We have to like Becky, and thanks to Reese Witherspoon's perky performance we do, not least because we have all been in her position, desperate to impress our betters. Moreover, director Mira Nair has created a pretty panorama — populated with solid actors like Bob Hoskins and Gabriel Byrne — of English life in the Georgian era for Becky to master. It is more exotic than Thackeray's, more laden with the booty of a burgeoning colonial empire, but Nair, Indian by birth, is entitled to her opinions about the exploitations on which England's wealth was based.

Yet there's something about her Vanity Fair that doesn't quite work. There is no depth beneath its bright surfaces, no potent emotional undercurrents. One thinks of Stanley Kubrick's Barry Lyndon, also based on a Thackeray novel about an ill-born social outsider on the rise.
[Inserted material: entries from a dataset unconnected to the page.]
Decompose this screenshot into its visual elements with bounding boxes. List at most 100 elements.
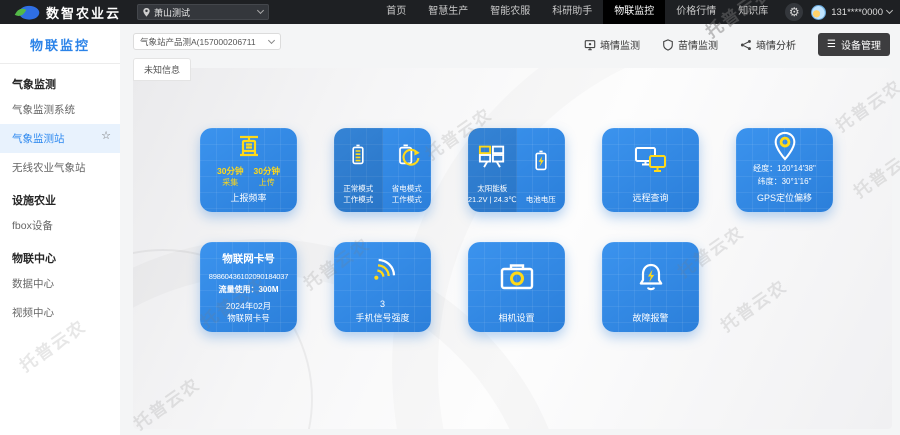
solar-panel-label: 太阳能板 (477, 184, 507, 193)
card-footer: GPS定位偏移 (757, 191, 812, 212)
sidebar-item-wireless-weather-station[interactable]: 无线农业气象站 (0, 153, 120, 182)
nav-item-price[interactable]: 价格行情 (665, 0, 727, 24)
upload-interval-label: 上传 (254, 177, 280, 188)
battery-eco-icon (393, 140, 421, 170)
gps-longitude: 经度：120°14'38" (753, 163, 816, 176)
battery-normal-icon (346, 140, 370, 170)
normal-mode-half[interactable]: 正常模式 工作模式 (334, 128, 383, 212)
user-cluster: ⚙ 131****0000 (785, 3, 892, 21)
remote-monitors-icon (633, 144, 669, 176)
iot-card-title: 物联网卡号 (222, 251, 275, 266)
sidebar-item-fbox-device[interactable]: fbox设备 (0, 211, 120, 240)
card-work-mode[interactable]: 正常模式 工作模式 (334, 128, 431, 212)
card-footer: 故障报警 (632, 311, 668, 332)
card-remote-query[interactable]: 远程查询 (602, 128, 699, 212)
seedling-monitor-button[interactable]: 苗情监测 (662, 37, 718, 52)
iot-card-number: 89860436102090184037 (209, 272, 288, 281)
card-footer: 手机信号强度 (355, 311, 409, 332)
soil-analysis-label: 墒情分析 (756, 37, 796, 52)
sidebar-item-data-center[interactable]: 数据中心 (0, 269, 120, 298)
eco-mode-line2: 工作模式 (392, 195, 422, 204)
device-select-value: 气象站产品测A(157000206711 (140, 36, 269, 48)
card-signal-strength[interactable]: 3 手机信号强度 (334, 242, 431, 332)
battery-voltage-half[interactable]: 电池电压 (517, 128, 566, 212)
nav-item-smart-production[interactable]: 智慧生产 (417, 0, 479, 24)
sidebar: 物联监控 气象监测 气象监测系统 气象监测站 ☆ 无线农业气象站 设施农业 fb… (0, 24, 120, 435)
main-nav: 首页 智慧生产 智能农服 科研助手 物联监控 价格行情 知识库 (375, 0, 779, 24)
solar-panel-icon (476, 141, 508, 169)
app-title: 数智农业云 (46, 3, 121, 22)
location-select[interactable]: 萧山测试 (137, 4, 269, 20)
favorite-star-icon[interactable]: ☆ (101, 129, 111, 142)
soil-monitor-button[interactable]: 墒情监测 (584, 37, 640, 52)
card-row-1: 30分钟 采集 30分钟 上传 上报频率 (200, 128, 892, 212)
card-camera-settings[interactable]: 相机设置 (468, 242, 565, 332)
settings-gear-icon[interactable]: ⚙ (785, 3, 803, 21)
solar-panel-half[interactable]: 太阳能板 21.2V | 24.3℃ (468, 128, 517, 212)
alarm-bell-icon (636, 261, 666, 293)
menu-icon: ☰ (827, 39, 836, 50)
normal-mode-line1: 正常模式 (343, 184, 373, 193)
nav-item-research-assistant[interactable]: 科研助手 (541, 0, 603, 24)
nav-item-smart-agriservice[interactable]: 智能农服 (479, 0, 541, 24)
user-chevron-down-icon[interactable] (886, 7, 893, 14)
monitor-icon (584, 39, 596, 51)
location-pin-icon (771, 130, 799, 162)
iot-card-month: 2024年02月 (226, 300, 271, 312)
avatar[interactable] (811, 5, 826, 20)
main-content: 气象站产品测A(157000206711 墒情监测 苗情监测 (120, 24, 900, 435)
nav-item-iot-monitor[interactable]: 物联监控 (603, 0, 665, 24)
user-phone: 131****0000 (831, 7, 883, 18)
content-header: 气象站产品测A(157000206711 墒情监测 苗情监测 (120, 24, 900, 56)
sidebar-item-weather-station[interactable]: 气象监测站 ☆ (0, 124, 120, 153)
location-label: 萧山测试 (154, 6, 258, 19)
battery-charge-icon (529, 146, 553, 176)
soil-monitor-label: 墒情监测 (600, 37, 640, 52)
content-toolbar: 墒情监测 苗情监测 墒情分析 ☰ 设备管理 (562, 33, 890, 56)
wifi-signal-icon (366, 255, 400, 287)
card-footer: 远程查询 (632, 191, 668, 212)
share-analysis-icon (740, 39, 752, 51)
device-cards: 30分钟 采集 30分钟 上传 上报频率 (200, 128, 892, 362)
logo-cloud-icon (14, 3, 40, 21)
card-power[interactable]: 太阳能板 21.2V | 24.3℃ (468, 128, 565, 212)
eco-mode-line1: 省电模式 (392, 184, 422, 193)
card-fault-alarm[interactable]: 故障报警 (602, 242, 699, 332)
card-iot-number[interactable]: 物联网卡号 89860436102090184037 流量使用：300M 202… (200, 242, 297, 332)
card-footer: 物联网卡号 (227, 312, 270, 332)
signal-value: 3 (380, 299, 385, 309)
dashboard-panel: 30分钟 采集 30分钟 上传 上报频率 (133, 68, 892, 429)
device-manage-button[interactable]: ☰ 设备管理 (818, 33, 890, 56)
battery-voltage-label: 电池电压 (526, 195, 556, 204)
seedling-monitor-label: 苗情监测 (678, 37, 718, 52)
soil-analysis-button[interactable]: 墒情分析 (740, 37, 796, 52)
normal-mode-line2: 工作模式 (343, 195, 373, 204)
device-manage-label: 设备管理 (841, 37, 881, 52)
camera-icon (499, 261, 535, 293)
sidebar-title: 物联监控 (0, 24, 120, 63)
nav-item-knowledge[interactable]: 知识库 (727, 0, 779, 24)
eco-mode-half[interactable]: 省电模式 工作模式 (383, 128, 432, 212)
card-footer: 相机设置 (498, 311, 534, 332)
shield-icon (662, 39, 674, 51)
sidebar-item-video-center[interactable]: 视频中心 (0, 298, 120, 327)
info-tab[interactable]: 未知信息 (133, 58, 191, 81)
sidebar-group-weather: 气象监测 (0, 66, 120, 95)
card-footer: 上报频率 (230, 191, 266, 212)
card-report-frequency[interactable]: 30分钟 采集 30分钟 上传 上报频率 (200, 128, 297, 212)
chevron-down-icon (257, 7, 264, 14)
nav-item-home[interactable]: 首页 (375, 0, 417, 24)
chevron-down-icon (268, 36, 275, 43)
sidebar-group-iot-center: 物联中心 (0, 240, 120, 269)
sidebar-item-weather-system[interactable]: 气象监测系统 (0, 95, 120, 124)
sidebar-item-label: 气象监测站 (12, 133, 65, 145)
divider (0, 63, 120, 64)
top-navbar: 数智农业云 萧山测试 首页 智慧生产 智能农服 科研助手 物联监控 价格行情 知… (0, 0, 900, 24)
data-logger-icon (234, 133, 264, 161)
location-pin-icon (143, 8, 150, 17)
card-gps[interactable]: 经度：120°14'38" 纬度：30°1'16" GPS定位偏移 (736, 128, 833, 212)
device-select[interactable]: 气象站产品测A(157000206711 (133, 33, 281, 50)
collect-interval-value: 30分钟 (217, 165, 243, 177)
solar-panel-values: 21.2V | 24.3℃ (468, 195, 517, 204)
gps-latitude: 纬度：30°1'16" (753, 176, 816, 189)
It too was a beautiful film, but it did not merely record a lost world; it peered at it — as if the fold of a dress or the knot of a cravat might possibly contain the secret of life. Or at least a useful clue to correct behavior.

Then, too, it was touched by an ineffable sadness. Its vanities were all in vain. Thackeray said he was writing about pompous, self-satisfied people trying to live without God or humility. It makes no difference if you see their furious scurryings existentially or traditionally. You must impute some larger resonance to them. Otherwise you are left with only a twittering among the teacups — or a vanity fair.